"Then you will see me as I am—small, insignificant, and ugly."

At these words it seemed to me as if a flash shot through my darkness: it was my imagination which was kindling like a torch.

"Edmond, dearest," I said rising, "if you do not trust my love, if you think that, whatever your face may be, I am not your willing slave, leave me in my nothingness, in my eternal night."

He answered nothing, but pressed my hand.

The operation, my mother told me, might be attempted in a month.

I called to mind the details which I had asked about my husband. Mamma had told me that he was marked by small-pox; papa maintains that his hair is very thin: Nicette, our servant, will have it that he is old.

To be marked by the small-pox is to be the victim of an accident. To be bald is a sign of intellectual power: so said Lavater. But to be old—that is a pity.

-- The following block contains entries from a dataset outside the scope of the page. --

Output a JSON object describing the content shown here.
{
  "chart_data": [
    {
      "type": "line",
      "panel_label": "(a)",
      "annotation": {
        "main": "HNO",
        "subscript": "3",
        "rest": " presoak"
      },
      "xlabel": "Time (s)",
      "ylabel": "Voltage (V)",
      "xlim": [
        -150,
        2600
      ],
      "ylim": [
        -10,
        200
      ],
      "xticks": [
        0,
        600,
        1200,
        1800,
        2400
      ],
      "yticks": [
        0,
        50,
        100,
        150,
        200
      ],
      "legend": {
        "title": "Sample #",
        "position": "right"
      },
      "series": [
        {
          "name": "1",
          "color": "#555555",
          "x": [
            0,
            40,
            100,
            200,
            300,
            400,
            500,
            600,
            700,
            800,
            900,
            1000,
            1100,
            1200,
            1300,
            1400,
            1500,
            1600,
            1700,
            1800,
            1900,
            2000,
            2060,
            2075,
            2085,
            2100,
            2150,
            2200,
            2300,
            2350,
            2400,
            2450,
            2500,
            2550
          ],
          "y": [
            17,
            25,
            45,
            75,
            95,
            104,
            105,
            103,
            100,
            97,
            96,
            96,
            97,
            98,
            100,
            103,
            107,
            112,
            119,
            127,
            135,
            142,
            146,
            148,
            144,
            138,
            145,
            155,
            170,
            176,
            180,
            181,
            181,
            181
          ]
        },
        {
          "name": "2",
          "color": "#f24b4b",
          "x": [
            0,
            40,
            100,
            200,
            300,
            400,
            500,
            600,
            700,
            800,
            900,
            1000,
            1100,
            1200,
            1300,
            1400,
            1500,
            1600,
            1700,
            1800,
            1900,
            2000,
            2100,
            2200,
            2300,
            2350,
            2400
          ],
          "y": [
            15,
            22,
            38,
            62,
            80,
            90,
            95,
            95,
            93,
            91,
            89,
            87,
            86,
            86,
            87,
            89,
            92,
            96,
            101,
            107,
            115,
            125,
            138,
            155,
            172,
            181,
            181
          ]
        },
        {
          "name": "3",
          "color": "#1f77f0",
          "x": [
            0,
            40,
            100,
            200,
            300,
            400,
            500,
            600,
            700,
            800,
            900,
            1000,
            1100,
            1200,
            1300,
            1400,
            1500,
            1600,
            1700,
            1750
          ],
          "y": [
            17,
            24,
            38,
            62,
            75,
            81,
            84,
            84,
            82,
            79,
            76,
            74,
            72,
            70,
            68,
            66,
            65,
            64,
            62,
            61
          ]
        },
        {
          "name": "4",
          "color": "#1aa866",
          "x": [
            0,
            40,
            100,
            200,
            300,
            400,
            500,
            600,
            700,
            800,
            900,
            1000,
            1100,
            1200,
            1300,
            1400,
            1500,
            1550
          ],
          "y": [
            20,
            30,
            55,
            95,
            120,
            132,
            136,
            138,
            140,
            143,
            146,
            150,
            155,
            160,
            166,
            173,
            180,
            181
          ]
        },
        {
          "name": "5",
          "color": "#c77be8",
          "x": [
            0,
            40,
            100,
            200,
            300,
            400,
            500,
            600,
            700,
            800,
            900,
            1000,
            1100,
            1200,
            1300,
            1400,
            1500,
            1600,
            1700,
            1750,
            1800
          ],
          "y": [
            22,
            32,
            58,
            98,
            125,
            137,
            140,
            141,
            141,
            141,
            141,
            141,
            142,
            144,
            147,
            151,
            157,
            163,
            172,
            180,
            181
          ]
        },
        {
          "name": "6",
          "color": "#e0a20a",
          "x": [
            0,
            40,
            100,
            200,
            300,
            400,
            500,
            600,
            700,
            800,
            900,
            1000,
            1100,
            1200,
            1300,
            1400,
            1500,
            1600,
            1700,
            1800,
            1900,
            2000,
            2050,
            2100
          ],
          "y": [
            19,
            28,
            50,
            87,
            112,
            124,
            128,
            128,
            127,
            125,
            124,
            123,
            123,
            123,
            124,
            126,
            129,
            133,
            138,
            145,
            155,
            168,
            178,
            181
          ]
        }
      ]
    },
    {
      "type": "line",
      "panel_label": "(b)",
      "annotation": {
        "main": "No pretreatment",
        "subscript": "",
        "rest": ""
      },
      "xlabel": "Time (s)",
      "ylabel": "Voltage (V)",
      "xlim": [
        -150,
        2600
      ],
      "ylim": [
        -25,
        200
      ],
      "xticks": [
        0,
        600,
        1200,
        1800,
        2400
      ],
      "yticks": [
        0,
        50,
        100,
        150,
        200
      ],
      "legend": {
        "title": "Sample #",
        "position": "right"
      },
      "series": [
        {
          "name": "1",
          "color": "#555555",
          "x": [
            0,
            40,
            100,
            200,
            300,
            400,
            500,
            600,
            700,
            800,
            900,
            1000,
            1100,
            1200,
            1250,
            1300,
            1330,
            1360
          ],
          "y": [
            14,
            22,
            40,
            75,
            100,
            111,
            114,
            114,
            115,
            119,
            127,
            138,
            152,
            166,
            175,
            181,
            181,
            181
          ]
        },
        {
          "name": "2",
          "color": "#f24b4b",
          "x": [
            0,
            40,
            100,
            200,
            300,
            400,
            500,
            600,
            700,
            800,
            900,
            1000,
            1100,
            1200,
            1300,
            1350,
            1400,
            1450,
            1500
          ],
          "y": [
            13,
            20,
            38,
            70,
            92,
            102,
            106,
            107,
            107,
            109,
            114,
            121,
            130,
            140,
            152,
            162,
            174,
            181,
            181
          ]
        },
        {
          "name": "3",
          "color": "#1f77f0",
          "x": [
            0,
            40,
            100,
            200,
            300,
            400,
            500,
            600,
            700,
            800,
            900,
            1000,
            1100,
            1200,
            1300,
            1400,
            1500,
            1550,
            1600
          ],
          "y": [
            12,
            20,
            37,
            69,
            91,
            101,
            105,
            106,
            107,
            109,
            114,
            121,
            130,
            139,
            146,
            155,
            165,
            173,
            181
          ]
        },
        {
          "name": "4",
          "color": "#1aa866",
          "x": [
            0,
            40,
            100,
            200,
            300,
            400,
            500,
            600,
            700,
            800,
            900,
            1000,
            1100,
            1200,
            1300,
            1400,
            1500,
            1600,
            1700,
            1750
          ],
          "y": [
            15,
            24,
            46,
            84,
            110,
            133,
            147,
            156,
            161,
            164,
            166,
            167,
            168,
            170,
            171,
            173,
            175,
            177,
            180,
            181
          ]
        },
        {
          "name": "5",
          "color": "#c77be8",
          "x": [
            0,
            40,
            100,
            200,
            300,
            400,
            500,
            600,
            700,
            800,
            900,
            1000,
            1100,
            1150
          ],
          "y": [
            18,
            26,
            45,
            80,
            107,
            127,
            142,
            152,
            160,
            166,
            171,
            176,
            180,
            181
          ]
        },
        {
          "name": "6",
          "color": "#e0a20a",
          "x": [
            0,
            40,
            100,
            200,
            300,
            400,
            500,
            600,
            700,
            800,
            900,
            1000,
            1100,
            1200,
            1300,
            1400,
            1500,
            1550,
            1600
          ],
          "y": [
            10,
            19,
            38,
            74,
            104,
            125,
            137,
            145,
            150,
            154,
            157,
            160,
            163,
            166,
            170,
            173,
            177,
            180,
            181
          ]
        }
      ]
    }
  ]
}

And then, if, unfortunately, in the course of nature, he were to die before me, I should have less time to love him.

In fact, Anaïs, if you remember the stories in the fairy book which we read together, you with eyes and voice, I in heart and spirit, you will admit that I am rather in the interesting situation of "The Beauty and the Beast," without having the resource of the transformation miracle. Meanwhile, pray for me; for, with God's help, who knows whether I shall not soon be able to read your precious letters!

LAST LETTER.

Oh, my friend, don't look at the end of this letter before you have read the beginning. Take your share of my griefs, my vicissitudes, and my joys, by following their natural course.